I watch Full-Frontal with Samantha Bee religiously and consider her a national treasure. Unfortunately, since she's Canadian, she's not my national treasure, but that's a technicality I'm willing to overlook. She's so funny and so witty and so down to earth, and I love her blazers. You could chalk this up to good writers and good stylists, of course, but you can also kind of tell when comedians are dialing it in and using their staff as a crutch, and I feel like Samantha Bee is the real deal; the proof is in the memoir.

This is the first non-ARC review I've done in a while-- I bought this book with my own money-- so if this book comes off as "too glowing," know that I had a fiscal stake in the outcome. I like Bee, so it makes sense I'd want to read her memoir. I love knowing what my favorite comedians are up to. Comedians are funny, except when they aren't. Sometimes comedians decide they want to write a serious memoir to show that they have depth. I call that a "bait and switch." If someone picks up a memoir written by a comedian, it's a sure bet they want to laugh, not navel-gaze, although YMMV.

I KNOW I AM, BUT WHAT ARE YOU? is a loosely-connected series of essays that don't follow any particular chronology or organizational technique. The only thing they have in common is that they're weird. Samantha Bee tells us, with tongue firmly in cheek, of the time she and her family decided to tag along to someone's honeymoon. She also describes, super casually, of her flirtation with grand-theft auto. Then there's her porn-inspired reenactions that she did with her Barbie dolls as a child, much to the delight and then the general disgust of her then-friends. And, my personal favorite: how she met her current husband while they were both dressed up as anime characters.

I'm giving this a three-star rating because it was very funny and is definitely written in her voice.

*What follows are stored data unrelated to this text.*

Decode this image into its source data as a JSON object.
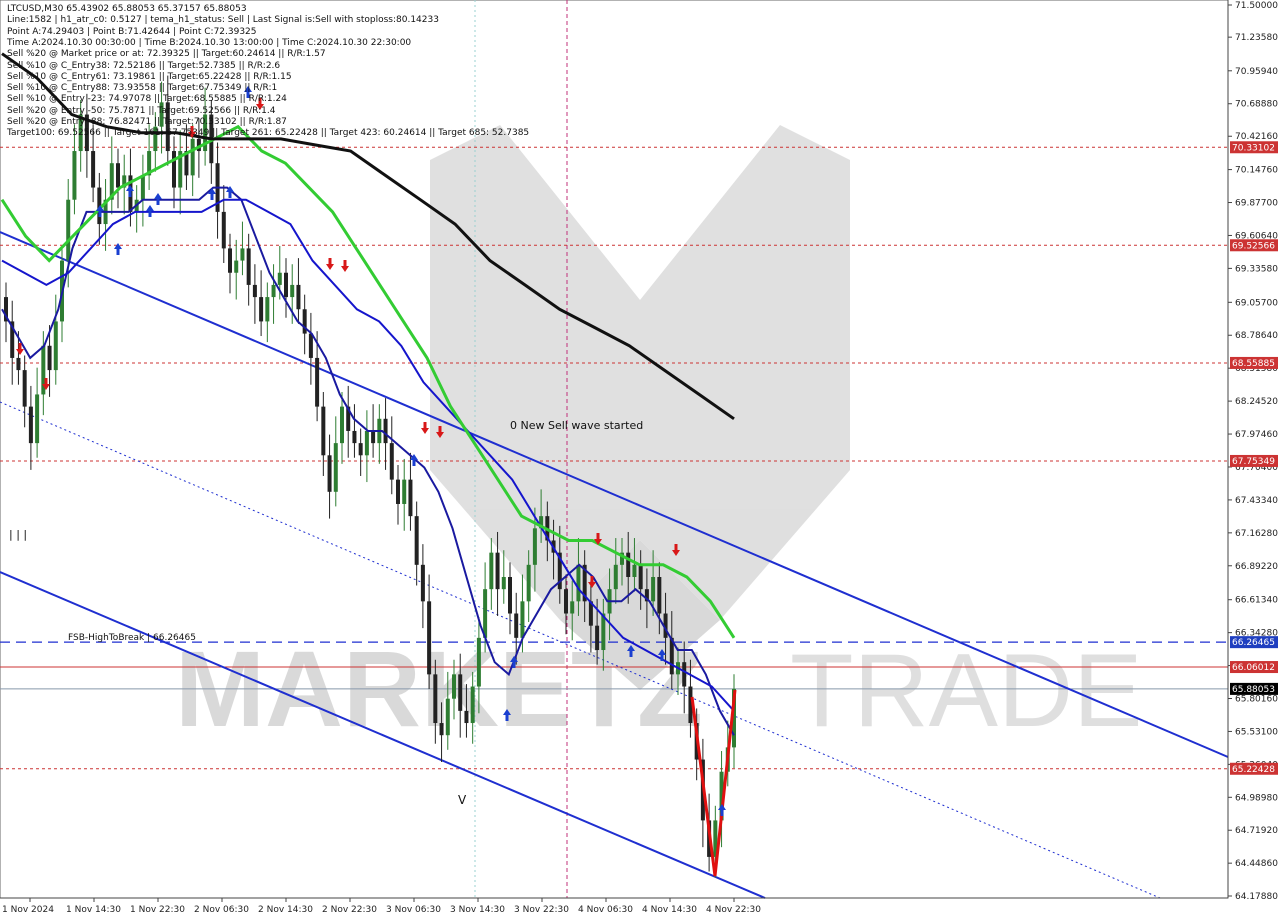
{
  "header": {
    "lines": [
      "LTCUSD,M30  65.43902 65.88053 65.37157 65.88053",
      "Line:1582  |  h1_atr_c0: 0.5127  |  tema_h1_status: Sell  |  Last Signal is:Sell with stoploss:80.14233",
      "Point A:74.29403  |  Point B:71.42644  |  Point C:72.39325",
      "Time A:2024.10.30 00:30:00  |  Time B:2024.10.30 13:00:00  |  Time C:2024.10.30 22:30:00",
      "Sell %20 @ Market price or at: 72.39325  ||  Target:60.24614  ||  R/R:1.57",
      "Sell %10 @ C_Entry38: 72.52186  ||  Target:52.7385  ||  R/R:2.6",
      "Sell %10 @ C_Entry61: 73.19861  ||  Target:65.22428  ||  R/R:1.15",
      "Sell %10 @ C_Entry88: 73.93558  ||  Target:67.75349  ||  R/R:1",
      "Sell %10 @ Entry -23: 74.97078  ||  Target:68.55885  ||  R/R:1.24",
      "Sell %20 @ Entry -50: 75.7871  ||  Target:69.52566  ||  R/R:1.4",
      "Sell %20 @ Entry -88: 76.82471  ||  Target:70.33102  ||  R/R:1.87",
      "Target100: 69.52566  ||  Target 161: 67.75349  ||  Target 261: 65.22428  ||  Target 423: 60.24614  ||  Target 685: 52.7385"
    ]
  },
  "annotations": {
    "sell_wave": "0 New Sell wave started",
    "fsb_label": "FSB-HighToBreak | 66.26465",
    "marks_left": "| | |",
    "v_mark": "V"
  },
  "watermark": {
    "text_left": "MARKETZ",
    "text_right": "TRADE"
  },
  "colors": {
    "bull_candle": "#2e7d32",
    "bear_candle": "#222222",
    "ema_fast": "#1a1aa0",
    "ema_mid": "#1515cc",
    "ema_green": "#33cc33",
    "ema_slow": "#111111",
    "channel": "#1f2fd0",
    "level_red": "#cc3333",
    "price_tag": "#000000",
    "fsb_tag": "#1f3fc0"
  },
  "chart_data": {
    "type": "candlestick",
    "symbol": "LTCUSD",
    "timeframe": "M30",
    "ohlc_last": {
      "open": 65.43902,
      "high": 65.88053,
      "low": 65.37157,
      "close": 65.88053
    },
    "ylim": [
      64.1788,
      71.5
    ],
    "y_ticks": [
      "71.50000",
      "71.23580",
      "70.95940",
      "70.68880",
      "70.42160",
      "70.14760",
      "69.87700",
      "69.60640",
      "69.33580",
      "69.05700",
      "68.78640",
      "68.51580",
      "68.24520",
      "67.97460",
      "67.70400",
      "67.43340",
      "67.16280",
      "66.89220",
      "66.61340",
      "66.34280",
      "66.07220",
      "65.80160",
      "65.53100",
      "65.26040",
      "64.98980",
      "64.71920",
      "64.44860",
      "64.17880"
    ],
    "x_ticks": [
      "1 Nov 2024",
      "1 Nov 14:30",
      "1 Nov 22:30",
      "2 Nov 06:30",
      "2 Nov 14:30",
      "2 Nov 22:30",
      "3 Nov 06:30",
      "3 Nov 14:30",
      "3 Nov 22:30",
      "4 Nov 06:30",
      "4 Nov 14:30",
      "4 Nov 22:30"
    ],
    "current_price": "65.88053",
    "levels": [
      {
        "value": 70.33102,
        "label": "70.33102",
        "kind": "target"
      },
      {
        "value": 69.52566,
        "label": "69.52566",
        "kind": "target"
      },
      {
        "value": 68.55885,
        "label": "68.55885",
        "kind": "target"
      },
      {
        "value": 67.75349,
        "label": "67.75349",
        "kind": "target"
      },
      {
        "value": 66.26465,
        "label": "66.26465",
        "kind": "fsb"
      },
      {
        "value": 66.06012,
        "label": "66.06012",
        "kind": "resistance"
      },
      {
        "value": 65.22428,
        "label": "65.22428",
        "kind": "target"
      }
    ],
    "closes": [
      68.9,
      68.6,
      68.5,
      68.2,
      67.9,
      68.3,
      68.7,
      68.5,
      68.9,
      69.4,
      69.9,
      70.3,
      70.6,
      70.3,
      70.0,
      69.7,
      69.9,
      70.2,
      70.0,
      70.1,
      69.8,
      69.9,
      70.1,
      70.3,
      70.5,
      70.7,
      70.3,
      70.0,
      70.3,
      70.1,
      70.4,
      70.3,
      70.6,
      70.2,
      69.8,
      69.5,
      69.3,
      69.4,
      69.5,
      69.2,
      69.1,
      68.9,
      69.1,
      69.2,
      69.3,
      69.1,
      69.2,
      69.0,
      68.8,
      68.6,
      68.2,
      67.8,
      67.5,
      67.9,
      68.2,
      68.0,
      67.9,
      67.8,
      68.0,
      67.9,
      68.1,
      67.9,
      67.6,
      67.4,
      67.6,
      67.3,
      66.9,
      66.6,
      66.0,
      65.6,
      65.5,
      65.8,
      66.0,
      65.7,
      65.6,
      65.9,
      66.3,
      66.7,
      67.0,
      66.7,
      66.8,
      66.5,
      66.3,
      66.6,
      66.9,
      67.2,
      67.3,
      67.1,
      67.0,
      66.7,
      66.5,
      66.6,
      66.9,
      66.6,
      66.4,
      66.2,
      66.5,
      66.7,
      66.9,
      67.0,
      66.8,
      66.9,
      66.7,
      66.6,
      66.8,
      66.5,
      66.3,
      66.0,
      66.1,
      65.9,
      65.6,
      65.3,
      64.8,
      64.5,
      64.8,
      65.2,
      65.4,
      65.88053
    ],
    "series": [
      {
        "name": "EMA fast",
        "color": "#1a1aa0",
        "values": [
          69.0,
          68.8,
          68.6,
          68.7,
          69.0,
          69.5,
          69.8,
          69.8,
          69.8,
          69.8,
          69.9,
          69.9,
          69.9,
          69.9,
          69.9,
          70.0,
          70.0,
          69.9,
          69.6,
          69.3,
          69.1,
          68.9,
          68.8,
          68.6,
          68.3,
          68.1,
          68.0,
          68.0,
          67.9,
          67.8,
          67.7,
          67.5,
          67.2,
          66.8,
          66.4,
          66.1,
          66.0,
          66.3,
          66.5,
          66.7,
          66.8,
          66.9,
          66.8,
          66.6,
          66.6,
          66.7,
          66.6,
          66.4,
          66.2,
          66.2,
          66.0,
          65.7,
          65.5
        ]
      },
      {
        "name": "EMA mid",
        "color": "#1515cc",
        "values": [
          69.4,
          69.3,
          69.2,
          69.3,
          69.5,
          69.7,
          69.8,
          69.8,
          69.8,
          69.8,
          69.9,
          69.9,
          69.8,
          69.7,
          69.4,
          69.2,
          69.0,
          68.9,
          68.7,
          68.4,
          68.2,
          68.0,
          67.8,
          67.6,
          67.3,
          67.0,
          66.7,
          66.5,
          66.3,
          66.2,
          66.1,
          66.0,
          65.9,
          65.7
        ]
      },
      {
        "name": "EMA green",
        "color": "#33cc33",
        "values": [
          69.9,
          69.6,
          69.4,
          69.6,
          69.8,
          70.0,
          70.1,
          70.2,
          70.3,
          70.4,
          70.5,
          70.3,
          70.2,
          70.0,
          69.8,
          69.5,
          69.2,
          68.9,
          68.6,
          68.2,
          67.9,
          67.6,
          67.3,
          67.2,
          67.1,
          67.1,
          67.0,
          66.9,
          66.9,
          66.8,
          66.6,
          66.3
        ]
      },
      {
        "name": "EMA slow",
        "color": "#111111",
        "values": [
          71.1,
          70.9,
          70.6,
          70.5,
          70.45,
          70.45,
          70.4,
          70.4,
          70.4,
          70.35,
          70.3,
          70.1,
          69.9,
          69.7,
          69.4,
          69.2,
          69.0,
          68.85,
          68.7,
          68.5,
          68.3,
          68.1
        ]
      }
    ]
  }
}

The whole time I was reading it, I could imagine her speaking to me-- and that made it even funnier. I'm also giving it a three-star rating because it wasn't very organized and sometimes an essay would begin one way and end up talking about something totally different, which can be fun, but it was also very confusing and sometimes ended up being hard to follow.

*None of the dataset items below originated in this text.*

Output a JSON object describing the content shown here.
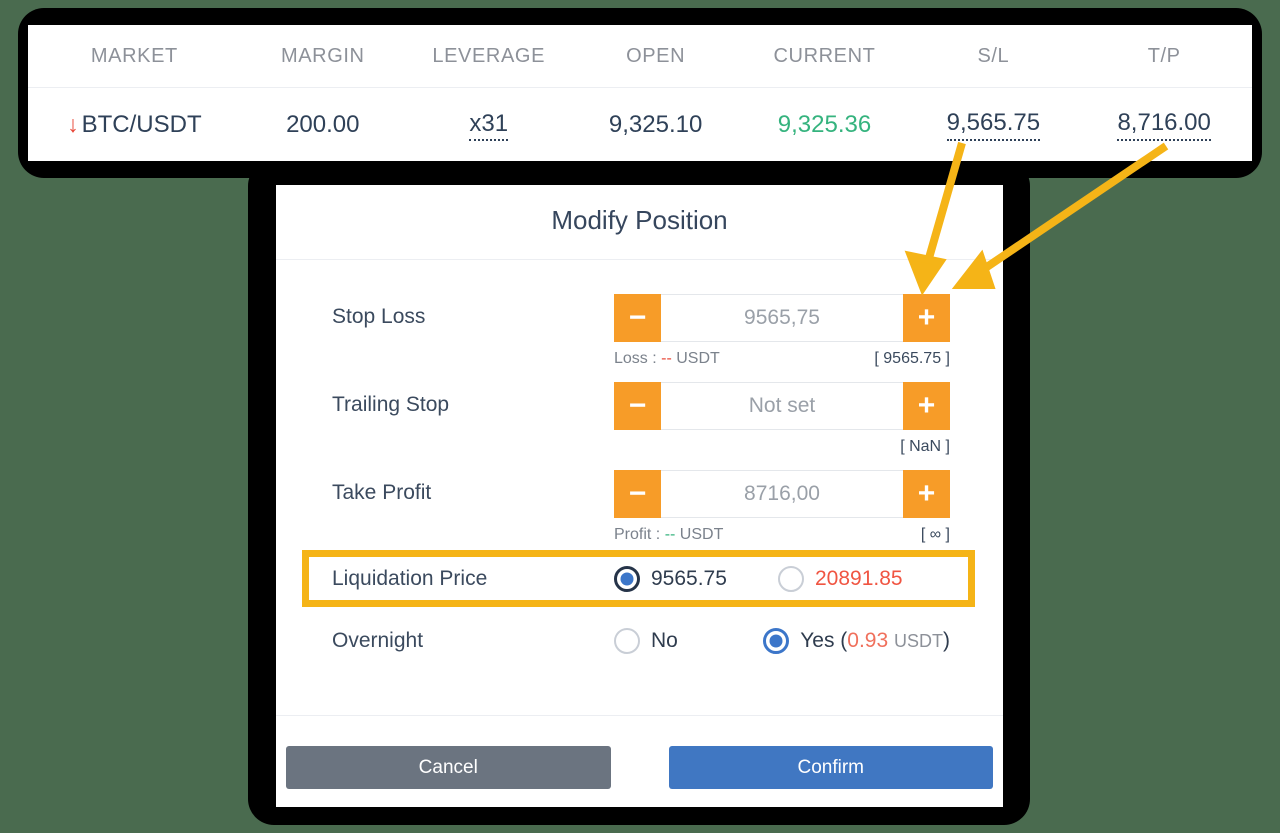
{
  "positions_table": {
    "columns": [
      "MARKET",
      "MARGIN",
      "LEVERAGE",
      "OPEN",
      "CURRENT",
      "S/L",
      "T/P"
    ],
    "row": {
      "direction_icon": "arrow-down-icon",
      "market": "BTC/USDT",
      "margin": "200.00",
      "leverage": "x31",
      "open": "9,325.10",
      "current": "9,325.36",
      "stop_loss": "9,565.75",
      "take_profit": "8,716.00"
    },
    "colors": {
      "header_text": "#8d9199",
      "cell_text": "#2f4158",
      "current_positive": "#35b37e",
      "direction_down": "#e8493a"
    }
  },
  "modal": {
    "title": "Modify Position",
    "stop_loss": {
      "label": "Stop Loss",
      "minus": "−",
      "plus": "+",
      "value": "9565,75",
      "hint_prefix": "Loss :",
      "hint_dash": "--",
      "hint_unit": "USDT",
      "hint_right": "[ 9565.75 ]"
    },
    "trailing_stop": {
      "label": "Trailing Stop",
      "minus": "−",
      "plus": "+",
      "value": "Not set",
      "hint_right": "[ NaN ]"
    },
    "take_profit": {
      "label": "Take Profit",
      "minus": "−",
      "plus": "+",
      "value": "8716,00",
      "hint_prefix": "Profit :",
      "hint_dash": "--",
      "hint_unit": "USDT",
      "hint_right": "[ ∞ ]"
    },
    "liquidation_price": {
      "label": "Liquidation Price",
      "option_selected": "9565.75",
      "option_other": "20891.85",
      "highlighted": true,
      "highlight_color": "#f5b417"
    },
    "overnight": {
      "label": "Overnight",
      "option_no": "No",
      "option_yes": "Yes (",
      "fee": "0.93",
      "unit": "USDT",
      "close_paren": ")"
    },
    "footer": {
      "cancel_label": "Cancel",
      "confirm_label": "Confirm",
      "cancel_color": "#6b7480",
      "confirm_color": "#4077c2"
    },
    "accent_orange": "#f79c28"
  },
  "annotations": {
    "arrow_color": "#f5b417",
    "arrows": [
      {
        "name": "arrow-sl-to-stop-loss-plus",
        "from": "S/L value",
        "to": "Stop Loss plus button"
      },
      {
        "name": "arrow-tp-to-stop-loss-plus",
        "from": "T/P value",
        "to": "Stop Loss plus button"
      }
    ]
  },
  "page": {
    "background": "#4a6b4f"
  }
}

If you like Samantha Bee, or memoirs written by comedians (especially women), this is a great book to pick up. Samantha Bee is one of my favorite comedians and I'm very happy to see that she seems just as charming and authentic on paper as she does on screen. If you haven't already, start watching Full Frontal, as well. It's the only way I consume unpleasant political news these days; her edgy humor and perfect delivery give it the fun sugar-coating I so desperately need.